Grace Chang and Pavel Pina will prepare for their senior year and internships at Lockheed Martin.

NEW LOCKHEED INTERNS The 2019-20 intern cohort will be the largest so far, with 52 interns from various school districts, Ross said.

Lupita Melendez, an upcoming Crowley High School senior, will be among them, along with CISD students Pavel Pina, Grace Chang, Dylan Meador and Reed Alexander.

“I’ve always known I wanted to be an engineer,” Melendez said. “I’ve always been very intrigued by Lockheed. So whenever my teachers let me know about the opportunity that we have to intern with Lockheed, I was very excited about it. I genuinely didn’t think I would have the possibility to actually get it.

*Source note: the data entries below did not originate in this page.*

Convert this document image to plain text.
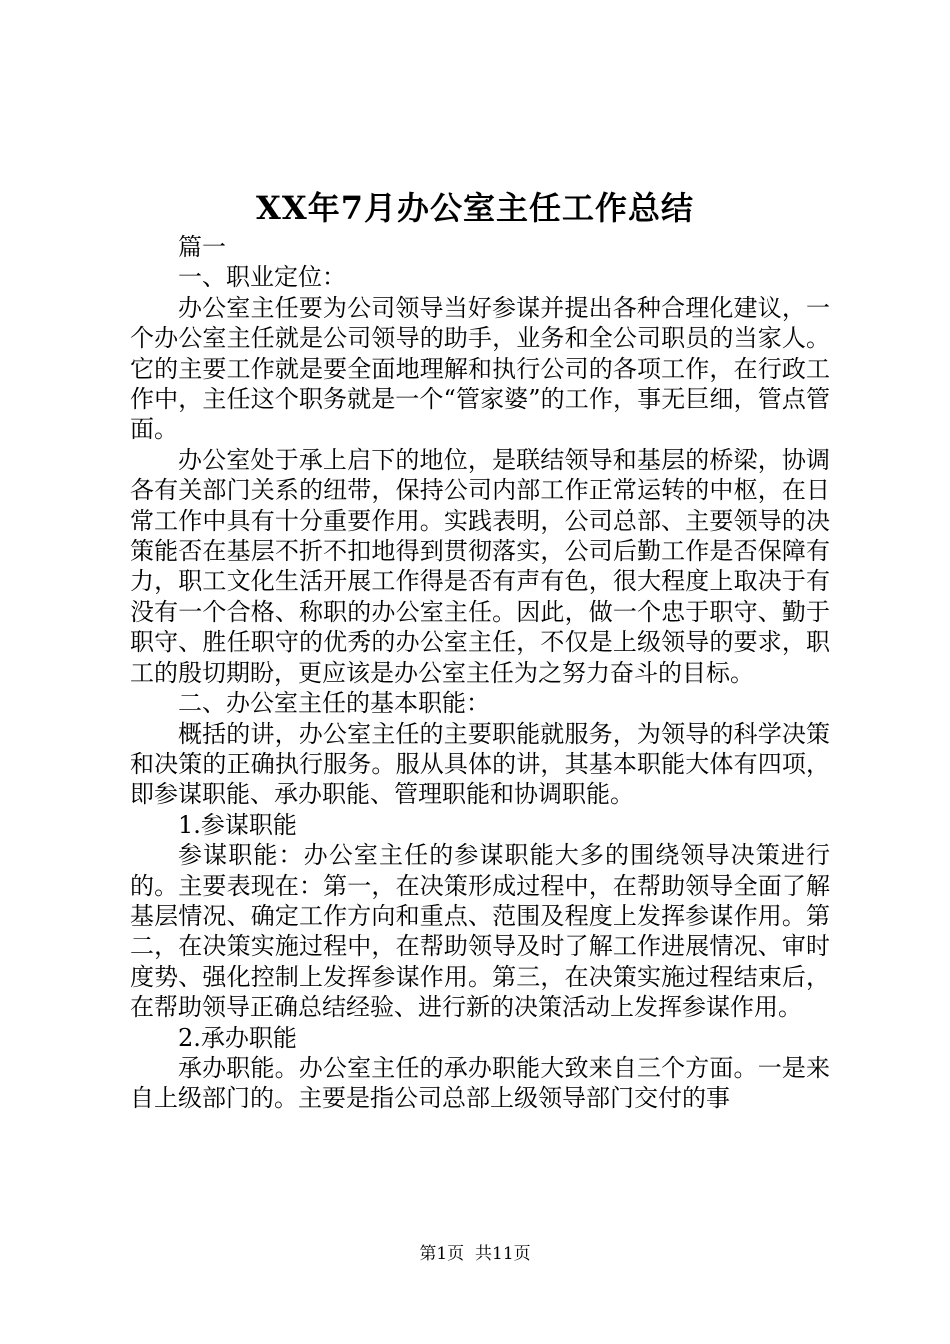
XX年7月办公室主任工作总结

篇一

一、职业定位：

办公室主任要为公司领导当好参谋并提出各种合理化建议，一个办公室主任就是公司领导的助手，业务和全公司职员的当家人。它的主要工作就是要全面地理解和执行公司的各项工作，在行政工作中，主任这个职务就是一个“管家婆”的工作，事无巨细，管点管面。

办公室处于承上启下的地位，是联结领导和基层的桥梁，协调各有关部门关系的纽带，保持公司内部工作正常运转的中枢，在日常工作中具有十分重要作用。实践表明，公司总部、主要领导的决策能否在基层不折不扣地得到贯彻落实，公司后勤工作是否保障有力，职工文化生活开展工作得是否有声有色，很大程度上取决于有没有一个合格、称职的办公室主任。因此，做一个忠于职守、勤于职守、胜任职守的优秀的办公室主任，不仅是上级领导的要求，职工的殷切期盼，更应该是办公室主任为之努力奋斗的目标。

二、办公室主任的基本职能：

概括的讲，办公室主任的主要职能就服务，为领导的科学决策和决策的正确执行服务。服从具体的讲，其基本职能大体有四项，即参谋职能、承办职能、管理职能和协调职能。

1.参谋职能

参谋职能：办公室主任的参谋职能大多的围绕领导决策进行的。主要表现在：第一，在决策形成过程中，在帮助领导全面了解基层情况、确定工作方向和重点、范围及程度上发挥参谋作用。第二，在决策实施过程中，在帮助领导及时了解工作进展情况、审时度势、强化控制上发挥参谋作用。第三，在决策实施过程结束后，在帮助领导正确总结经验、进行新的决策活动上发挥参谋作用。

2.承办职能

承办职能。办公室主任的承办职能大致来自三个方面。一是来自上级部门的。主要是指公司总部上级领导部门交付的事

第1页 共11页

It seemed like a dream.”

She is excited about opportunities the internship could open for her and the potential mentors she could meet.

Pina, an upcoming Crowley High School senior, is looking forward to sharpening his skills.

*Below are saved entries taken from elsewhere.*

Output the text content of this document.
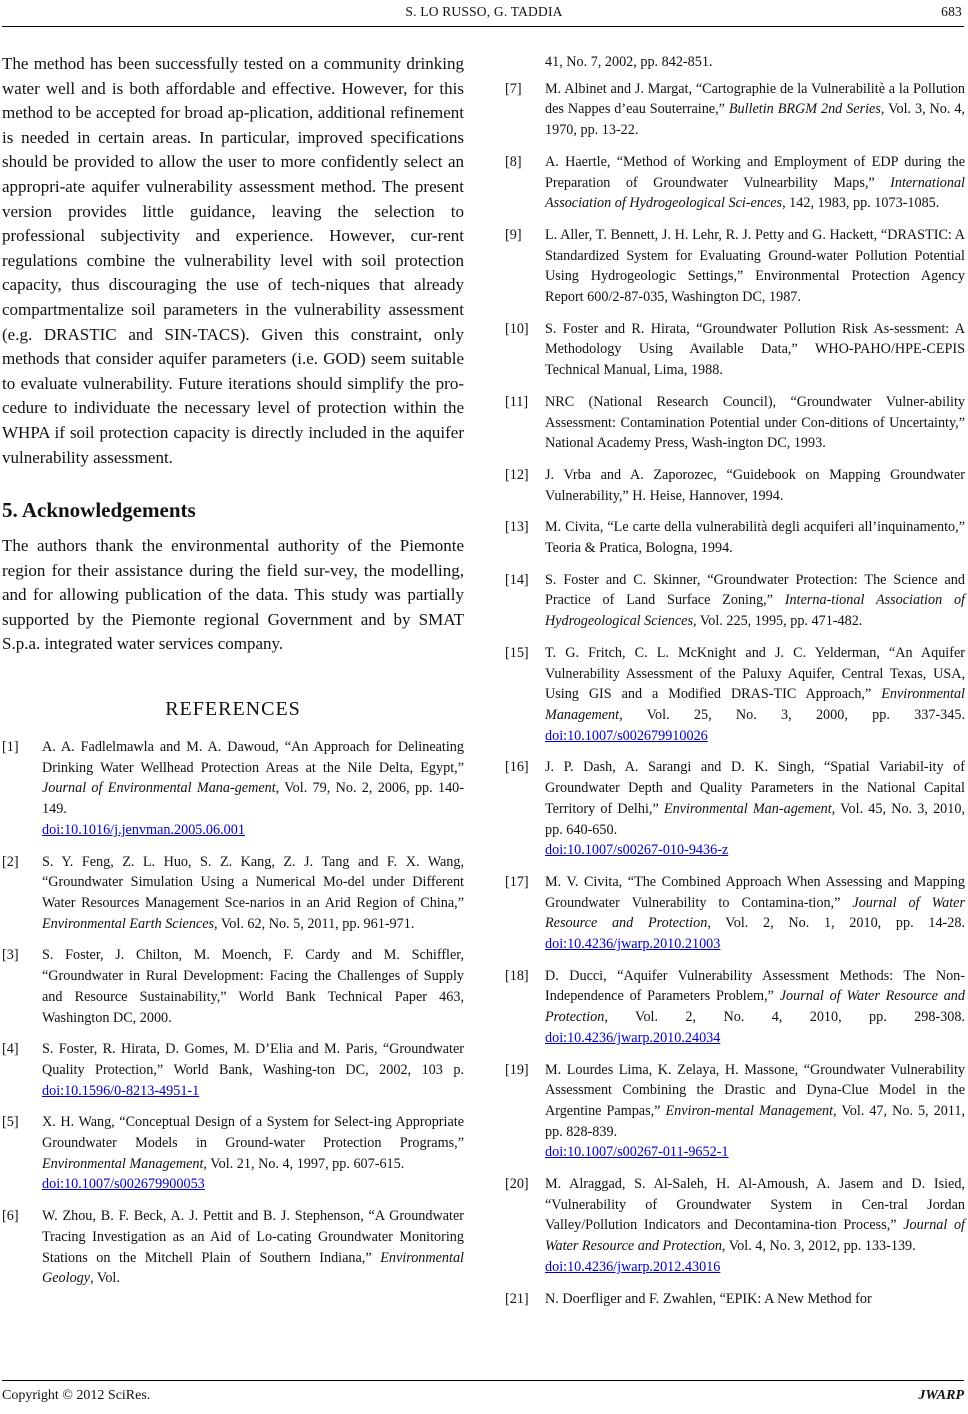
S. LO RUSSO, G. TADDIA	683

The method has been successfully tested on a community drinking water well and is both affordable and effective. However, for this method to be accepted for broad ap-plication, additional refinement is needed in certain areas. In particular, improved specifications should be provided to allow the user to more confidently select an appropri-ate aquifer vulnerability assessment method. The present version provides little guidance, leaving the selection to professional subjectivity and experience. However, cur-rent regulations combine the vulnerability level with soil protection capacity, thus discouraging the use of tech-niques that already compartmentalize soil parameters in the vulnerability assessment (e.g. DRASTIC and SIN-TACS). Given this constraint, only methods that consider aquifer parameters (i.e. GOD) seem suitable to evaluate vulnerability. Future iterations should simplify the pro-cedure to individuate the necessary level of protection within the WHPA if soil protection capacity is directly included in the aquifer vulnerability assessment.

5. Acknowledgements

The authors thank the environmental authority of the Piemonte region for their assistance during the field sur-vey, the modelling, and for allowing publication of the data. This study was partially supported by the Piemonte regional Government and by SMAT S.p.a. integrated water services company.

REFERENCES
[1] A. A. Fadlelmawla and M. A. Dawoud, “An Approach for Delineating Drinking Water Wellhead Protection Areas at the Nile Delta, Egypt,” Journal of Environmental Mana-gement, Vol. 79, No. 2, 2006, pp. 140-149.
doi:10.1016/j.jenvman.2005.06.001
[2] S. Y. Feng, Z. L. Huo, S. Z. Kang, Z. J. Tang and F. X. Wang, “Groundwater Simulation Using a Numerical Mo-del under Different Water Resources Management Sce-narios in an Arid Region of China,” Environmental Earth Sciences, Vol. 62, No. 5, 2011, pp. 961-971.
[3] S. Foster, J. Chilton, M. Moench, F. Cardy and M. Schiffler, “Groundwater in Rural Development: Facing the Challenges of Supply and Resource Sustainability,” World Bank Technical Paper 463, Washington DC, 2000.
[4] S. Foster, R. Hirata, D. Gomes, M. D’Elia and M. Paris, “Groundwater Quality Protection,” World Bank, Washing-ton DC, 2002, 103 p. doi:10.1596/0-8213-4951-1
[5] X. H. Wang, “Conceptual Design of a System for Select-ing Appropriate Groundwater Models in Ground-water Protection Programs,” Environmental Management, Vol. 21, No. 4, 1997, pp. 607-615.
doi:10.1007/s002679900053
[6] W. Zhou, B. F. Beck, A. J. Pettit and B. J. Stephenson, “A Groundwater Tracing Investigation as an Aid of Lo-cating Groundwater Monitoring Stations on the Mitchell Plain of Southern Indiana,” Environmental Geology, Vol.
41, No. 7, 2002, pp. 842-851.
[7] M. Albinet and J. Margat, “Cartographie de la Vulnerabilitè a la Pollution des Nappes d’eau Souterraine,” Bulletin BRGM 2nd Series, Vol. 3, No. 4, 1970, pp. 13-22.
[8] A. Haertle, “Method of Working and Employment of EDP during the Preparation of Groundwater Vulnearbility Maps,” International Association of Hydrogeological Sci-ences, 142, 1983, pp. 1073-1085.
[9] L. Aller, T. Bennett, J. H. Lehr, R. J. Petty and G. Hackett, “DRASTIC: A Standardized System for Evaluating Ground-water Pollution Potential Using Hydrogeologic Settings,” Environmental Protection Agency Report 600/2-87-035, Washington DC, 1987.
[10] S. Foster and R. Hirata, “Groundwater Pollution Risk As-sessment: A Methodology Using Available Data,” WHO-PAHO/HPE-CEPIS Technical Manual, Lima, 1988.
[11] NRC (National Research Council), “Groundwater Vulner-ability Assessment: Contamination Potential under Con-ditions of Uncertainty,” National Academy Press, Wash-ington DC, 1993.
[12] J. Vrba and A. Zaporozec, “Guidebook on Mapping Groundwater Vulnerability,” H. Heise, Hannover, 1994.
[13] M. Civita, “Le carte della vulnerabilità degli acquiferi all’inquinamento,” Teoria & Pratica, Bologna, 1994.
[14] S. Foster and C. Skinner, “Groundwater Protection: The Science and Practice of Land Surface Zoning,” Interna-tional Association of Hydrogeological Sciences, Vol. 225, 1995, pp. 471-482.
[15] T. G. Fritch, C. L. McKnight and J. C. Yelderman, “An Aquifer Vulnerability Assessment of the Paluxy Aquifer, Central Texas, USA, Using GIS and a Modified DRAS-TIC Approach,” Environmental Management, Vol. 25, No. 3, 2000, pp. 337-345. doi:10.1007/s002679910026
[16] J. P. Dash, A. Sarangi and D. K. Singh, “Spatial Variabil-ity of Groundwater Depth and Quality Parameters in the National Capital Territory of Delhi,” Environmental Man-agement, Vol. 45, No. 3, 2010, pp. 640-650.
doi:10.1007/s00267-010-9436-z
[17] M. V. Civita, “The Combined Approach When Assessing and Mapping Groundwater Vulnerability to Contamina-tion,” Journal of Water Resource and Protection, Vol. 2, No. 1, 2010, pp. 14-28. doi:10.4236/jwarp.2010.21003
[18] D. Ducci, “Aquifer Vulnerability Assessment Methods: The Non-Independence of Parameters Problem,” Journal of Water Resource and Protection, Vol. 2, No. 4, 2010, pp. 298-308. doi:10.4236/jwarp.2010.24034
[19] M. Lourdes Lima, K. Zelaya, H. Massone, “Groundwater Vulnerability Assessment Combining the Drastic and Dyna-Clue Model in the Argentine Pampas,” Environ-mental Management, Vol. 47, No. 5, 2011, pp. 828-839.
doi:10.1007/s00267-011-9652-1
[20] M. Alraggad, S. Al-Saleh, H. Al-Amoush, A. Jasem and D. Isied, “Vulnerability of Groundwater System in Cen-tral Jordan Valley/Pollution Indicators and Decontamina-tion Process,” Journal of Water Resource and Protection, Vol. 4, No. 3, 2012, pp. 133-139.
doi:10.4236/jwarp.2012.43016
[21] N. Doerfliger and F. Zwahlen, “EPIK: A New Method for
Copyright © 2012 SciRes.	JWARP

“I know I’m like a beginner, basically, with everything,” he said. “It’s going to be amazing being able to learn all this new stuff and get the experience.”

Bond, Esquivel, Melendez and Pina all credit the engineering teachers at the B.R. Johnson Career & Tech Center (Patterson, Amanda Kenyon and Kyle Christensen) for laying the foundation they needed to land the internships as well as motivating and encouraging them along the way.

“Our teachers, they made me who I am,” Pina said. “I have ambitions because of them.”

With their senior year behind them, Bond and Esquivel are excited to continue their internships this summer and in the summers ahead during college.

Esquivel will attend Texas A&M University in the fall and plans to be a mechanical engineer and eventually an astronaut. Bond will attend the University of Texas at Arlington and plans to study to become an aerospace engineer.

“I’m very grateful that Crowley worked so hard to make this (internship) a reality,” Bond said. “I moved here from Cleburne in middle school, and I didn’t realize that Crowley ISD had this many opportunities compared to other school districts. It’s been wonderful, and I’m extremely thankful for it.”